Opposing H.R. 4157 doesn’t mean opposing information sharing
in principle or even federal efforts to eliminate barriers to
private coordination. But any “national infrastructure” should
meet three basic conditions:

1. It should be market-based. That is, developments
should reflect natural trends among patients and professionals.
Rather than attempting to impose any particular system, a federal
“coordinator” would advise public officials on policy reforms
needed to eliminate unnecessary legal or regulatory restrictions
on improved information-sharing, support and promote medical
ethics, and truly protect medical privacy. This should include
repealing the privacy rule under HIPAA and removing any and all
barriers to private contracting to control disclosures.

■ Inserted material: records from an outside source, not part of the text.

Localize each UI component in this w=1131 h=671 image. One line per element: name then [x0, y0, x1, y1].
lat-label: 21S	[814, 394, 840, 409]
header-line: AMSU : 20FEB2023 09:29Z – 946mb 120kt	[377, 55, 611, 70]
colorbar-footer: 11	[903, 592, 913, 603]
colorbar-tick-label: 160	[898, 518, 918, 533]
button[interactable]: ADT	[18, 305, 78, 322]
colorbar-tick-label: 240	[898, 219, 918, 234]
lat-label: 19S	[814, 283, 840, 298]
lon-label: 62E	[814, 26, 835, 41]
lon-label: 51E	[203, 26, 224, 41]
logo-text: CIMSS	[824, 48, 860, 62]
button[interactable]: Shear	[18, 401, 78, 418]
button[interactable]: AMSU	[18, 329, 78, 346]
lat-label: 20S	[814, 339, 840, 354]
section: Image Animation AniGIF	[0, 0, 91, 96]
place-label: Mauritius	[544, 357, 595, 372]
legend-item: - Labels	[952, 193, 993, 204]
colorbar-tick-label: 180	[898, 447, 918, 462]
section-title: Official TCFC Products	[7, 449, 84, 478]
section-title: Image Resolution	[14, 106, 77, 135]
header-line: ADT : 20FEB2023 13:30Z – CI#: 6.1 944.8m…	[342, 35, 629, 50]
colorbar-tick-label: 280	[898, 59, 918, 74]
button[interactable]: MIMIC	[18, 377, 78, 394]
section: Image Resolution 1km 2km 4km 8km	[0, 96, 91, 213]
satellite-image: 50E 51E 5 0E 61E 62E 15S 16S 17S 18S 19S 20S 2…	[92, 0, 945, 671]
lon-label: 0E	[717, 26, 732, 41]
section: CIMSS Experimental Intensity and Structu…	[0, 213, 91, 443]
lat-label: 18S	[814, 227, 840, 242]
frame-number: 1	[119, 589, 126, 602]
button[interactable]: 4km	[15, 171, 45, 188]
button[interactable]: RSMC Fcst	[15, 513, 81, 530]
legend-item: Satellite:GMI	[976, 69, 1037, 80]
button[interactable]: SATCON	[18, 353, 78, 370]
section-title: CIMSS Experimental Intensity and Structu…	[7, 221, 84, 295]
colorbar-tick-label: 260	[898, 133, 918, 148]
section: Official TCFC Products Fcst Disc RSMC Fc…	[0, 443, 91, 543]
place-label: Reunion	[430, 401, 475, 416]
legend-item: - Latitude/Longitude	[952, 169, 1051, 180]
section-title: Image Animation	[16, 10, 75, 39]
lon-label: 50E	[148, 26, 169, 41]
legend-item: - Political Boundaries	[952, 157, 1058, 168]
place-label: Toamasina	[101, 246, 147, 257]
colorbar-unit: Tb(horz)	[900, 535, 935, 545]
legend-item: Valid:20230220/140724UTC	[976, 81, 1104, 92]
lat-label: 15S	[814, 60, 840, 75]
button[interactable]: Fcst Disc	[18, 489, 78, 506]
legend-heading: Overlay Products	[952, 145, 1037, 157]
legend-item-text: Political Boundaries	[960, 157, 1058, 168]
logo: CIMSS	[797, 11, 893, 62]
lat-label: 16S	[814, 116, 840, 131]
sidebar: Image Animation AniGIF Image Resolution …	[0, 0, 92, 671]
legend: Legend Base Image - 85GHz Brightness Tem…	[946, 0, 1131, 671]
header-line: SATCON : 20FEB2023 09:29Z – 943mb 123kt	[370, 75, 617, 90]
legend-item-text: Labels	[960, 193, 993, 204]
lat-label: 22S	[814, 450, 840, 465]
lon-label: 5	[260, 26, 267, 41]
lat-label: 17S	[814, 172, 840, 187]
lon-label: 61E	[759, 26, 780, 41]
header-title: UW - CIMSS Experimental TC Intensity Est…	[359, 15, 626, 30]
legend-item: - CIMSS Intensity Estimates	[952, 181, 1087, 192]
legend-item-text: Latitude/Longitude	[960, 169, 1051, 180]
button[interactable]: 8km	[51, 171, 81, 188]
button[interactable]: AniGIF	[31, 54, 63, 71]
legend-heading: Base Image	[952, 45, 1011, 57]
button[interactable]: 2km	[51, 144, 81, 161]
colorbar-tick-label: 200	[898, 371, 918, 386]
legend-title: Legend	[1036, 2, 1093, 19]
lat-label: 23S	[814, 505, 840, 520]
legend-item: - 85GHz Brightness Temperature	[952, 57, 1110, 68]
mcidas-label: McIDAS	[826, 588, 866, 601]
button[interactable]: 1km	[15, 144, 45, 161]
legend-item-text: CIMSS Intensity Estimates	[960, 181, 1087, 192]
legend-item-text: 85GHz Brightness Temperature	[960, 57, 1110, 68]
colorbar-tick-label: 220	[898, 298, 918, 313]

2. It should respect rather than override state privacy
protection laws.
Ultimately, the decision on sharing medical
records should rest with the patient. States may properly choose
somewhat different levels of protection and enforcement. There is
no justification for the national government to eliminate such
differences, especially by reducing privacy guarantees.

3. It should rely on “opt in” rather than “opt out” or
especially “no choice.”
That is, patients, doctors, nurses,
and others should be left to decide whether or not to cooperate
with federal efforts. The benefit of uniformity does not override
the importance of liberty. Many people will be naturally
reluctant to risk their medical privacy even when national
officials appear to be well-intentioned and national efforts look
well-designed. But respecting such suspicions is the essence of a
free society. Public officials always have seemingly “good”
reasons for violating people’s liberty. Attempts to override
patient privacy rights are no different.

If the right to privacy means anything, it should ensure
that Americans control access to their health information. The
benefits of computerizing and sharing information are real. But
so are people’s fears that simplified access to those newly
convenient records will be abused. Congress will fail in its most
basic duty to protect people’s personal liberties if it approves
H.R. 4157.

Michael D. Ostrolenk is a member of the AAPS government
affairs team in Washington, D.C.

Dr. Moffit’s column will return next month.